Bahaneye bakar mısınız? “Bu anayasa değişikliği iktidarın işidir”. Kimin olacaktı? Üstelik iktidar: “Gelin beraber yapalım” diyor. Niye gelmiyorsunuz? Ne yani, o da mı yan gelip yatsın hiçbir şey yapmadan?
Bu ülkede şimdiki iktidar, her iki kişiden birisinin oyunu alan bir partidedir. Üstelik geldiği günden beri rahat çalışamıyor. Üst üste darbe tehditleri, deşifre olmuş darbe planları var. Yargıya general baskıları var. Yargıdan parti kapatma rezaleti var. Medya baskısı var. Uluslararası sermaye baskısı var. Dünya karanlık güç odaklarının baskısı var. Siyaset vesayet altındadır. Ne yani, hem kendini, hem de ülke siyasetini vesayetten kurtarmasın mı? Halkın iradesi sandıkta tecelli etsin, ama anayasal kurum ve kuruluşlar o yetkiyi mevcut anayasa eliyle gasp etsin, bildiği gibi tepe tepe kullansın. “Bürokratik Oligarşi” adına atanmışlar seçilmişleri yönetsin, öyle mi? Bu skandala daha ne zamana kadar seyirci kalacaksınız? Bugün iktidara dayak atanlar, yarın aynısını size yapmayacak mı? İktidar muhalefet el ele verin, vatan için, millet için başta yeni bir anayasa olmak üzere çalışın da milletin verdiği unvan, makam ve maaşları hak edin!
Buna niye karşı çıkıyorsunuz? Neyi bekliyorsunuz? “İktidar partisini yargı kapatsın. Olmazsa ordu darbe yapsın. Meydan size kalsın, öyle mi? Daha evvel kapanan partilerden meydan size kaldı mı ki ağalar beyler, şimdi kalsın? Böyle gelinmez iktidara. Hizmetle gelinir, iş yaparak gelinir. Gurur kibir ile gönüller kazanılmaz, aksine tevazu, mahviyet, alçakgönüllülük, samimiyet ve hizmetle kazanılır. İkna ederek ve insan kazanarak gelinir iktidara.

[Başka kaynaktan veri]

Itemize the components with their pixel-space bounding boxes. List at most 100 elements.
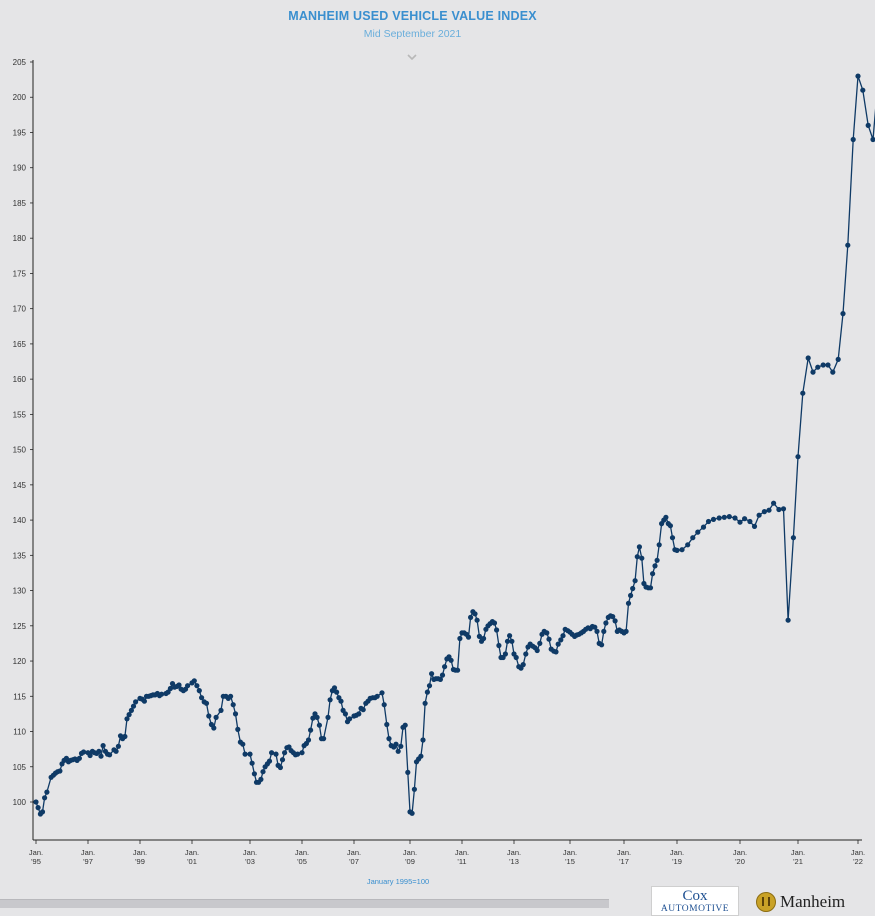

Bir ülkede muhalefet iktidardan daha çok çalışmadıkça, iktidarı yenemez. O yüzden çok çalışmalı, alternatif çözümler üretmeli, milleti ikna etmelidir. İktidarı istemiyorsanız yan gelip yatarak milleti ona mahkum etmeyiniz. Yan gelip yatmakla iktidar olunmaz. Halk, muhalefetin mevcut iktidardan daha fazla çalıştığını, plan ve projeler yaptığını görmeli, ona güvenmeli ki taze bir iktidarın heyecan ve sevincini yaşasın. Değilse, kabak tadı verse bile, mecburen iktidarı desteklemeye mahkum olacaktır. Bu hoş bir şey midir? Sanırım tartışmaya açıktır. Bence hayırda yarışmak en güzelidir.